U.S. Reps. David Price and G. K. Butterfield sent a letter Thursday to the state's Republican governor calling it unacceptable to leave 700,000 North Carolinians without congressional representation for more than 300 days.

The Democrats noted the delay is unprecedented in recent congressional history. Of the seven other vacancies in the 113th Congress, six were filled in an average of 126 days. The seventh is scheduled to take place 145 days after a Congressman's unexpected death.

McCrory, who announced his plan Monday, said holding the special election at the same time as the already scheduled general election in November will lessen "voter confusion" and save $1 million in voting expenses.

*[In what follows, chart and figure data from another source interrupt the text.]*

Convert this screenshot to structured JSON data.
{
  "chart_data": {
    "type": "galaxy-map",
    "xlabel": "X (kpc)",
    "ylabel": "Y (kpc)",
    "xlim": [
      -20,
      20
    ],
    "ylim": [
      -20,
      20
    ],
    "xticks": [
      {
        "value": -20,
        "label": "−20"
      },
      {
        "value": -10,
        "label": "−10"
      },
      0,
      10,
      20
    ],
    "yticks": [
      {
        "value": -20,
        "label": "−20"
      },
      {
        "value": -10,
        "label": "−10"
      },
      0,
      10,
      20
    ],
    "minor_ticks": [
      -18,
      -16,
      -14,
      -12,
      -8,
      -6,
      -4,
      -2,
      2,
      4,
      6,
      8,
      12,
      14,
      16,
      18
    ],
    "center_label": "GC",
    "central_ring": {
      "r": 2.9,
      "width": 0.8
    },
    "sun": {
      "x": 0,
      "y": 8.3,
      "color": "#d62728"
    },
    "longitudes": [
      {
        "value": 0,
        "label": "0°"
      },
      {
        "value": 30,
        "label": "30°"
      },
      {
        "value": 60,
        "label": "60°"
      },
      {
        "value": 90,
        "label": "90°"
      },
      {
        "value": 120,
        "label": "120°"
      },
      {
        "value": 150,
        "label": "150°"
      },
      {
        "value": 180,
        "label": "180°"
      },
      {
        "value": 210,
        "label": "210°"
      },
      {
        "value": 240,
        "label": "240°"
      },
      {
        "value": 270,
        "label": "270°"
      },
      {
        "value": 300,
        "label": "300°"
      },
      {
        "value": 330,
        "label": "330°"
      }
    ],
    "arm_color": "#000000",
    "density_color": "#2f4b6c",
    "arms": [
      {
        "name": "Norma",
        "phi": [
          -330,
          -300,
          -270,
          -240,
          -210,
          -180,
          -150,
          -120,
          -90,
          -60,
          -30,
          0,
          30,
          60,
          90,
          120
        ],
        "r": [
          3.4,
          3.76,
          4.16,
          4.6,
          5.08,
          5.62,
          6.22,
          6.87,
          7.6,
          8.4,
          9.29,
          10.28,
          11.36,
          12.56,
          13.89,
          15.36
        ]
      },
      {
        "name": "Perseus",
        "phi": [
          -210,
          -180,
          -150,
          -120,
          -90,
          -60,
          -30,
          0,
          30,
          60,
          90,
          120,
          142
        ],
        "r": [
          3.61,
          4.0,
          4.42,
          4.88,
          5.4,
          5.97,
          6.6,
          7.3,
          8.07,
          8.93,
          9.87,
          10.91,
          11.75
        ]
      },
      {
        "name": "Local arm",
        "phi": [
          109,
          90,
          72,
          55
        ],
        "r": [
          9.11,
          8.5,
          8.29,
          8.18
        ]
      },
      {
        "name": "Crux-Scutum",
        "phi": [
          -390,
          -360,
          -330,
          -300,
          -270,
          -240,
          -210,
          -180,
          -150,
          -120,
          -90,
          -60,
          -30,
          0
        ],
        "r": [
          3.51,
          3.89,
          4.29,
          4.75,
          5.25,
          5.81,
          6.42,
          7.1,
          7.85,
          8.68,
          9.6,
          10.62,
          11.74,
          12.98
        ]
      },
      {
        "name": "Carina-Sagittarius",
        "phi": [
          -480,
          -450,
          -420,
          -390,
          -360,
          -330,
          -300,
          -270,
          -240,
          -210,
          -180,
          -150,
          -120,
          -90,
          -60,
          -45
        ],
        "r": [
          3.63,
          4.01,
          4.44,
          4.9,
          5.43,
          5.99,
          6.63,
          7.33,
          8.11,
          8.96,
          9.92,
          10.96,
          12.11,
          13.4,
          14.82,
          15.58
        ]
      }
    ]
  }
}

"The rationale you have offered, that it is both too costly and logistically impossible to hold the special election before November, is not convincing," Price and Butterfield wrote the governor. "The assumption that North Carolina is better served by having one less advocate in the House for nearly a full year than by finding a cost-effective way to minimize the vacancy is seriously misguided. The fact that your decision requires so many of our state's citizen's to forgo their constitutionally guaranteed right of representation for twice as long as common practice is indefensible."

Watt resigned to become director of the Federal Housing Finance Agency, which oversees Fannie Mae and Freddie Mac, the groups that own or guarantee about half of all U.S. mortgages. Republicans had fought Watts' nomination by President Barack Obama for months, saying he was unqualified. Democrats took advantage of eased rules on filibusters in December and pushed the nomination through.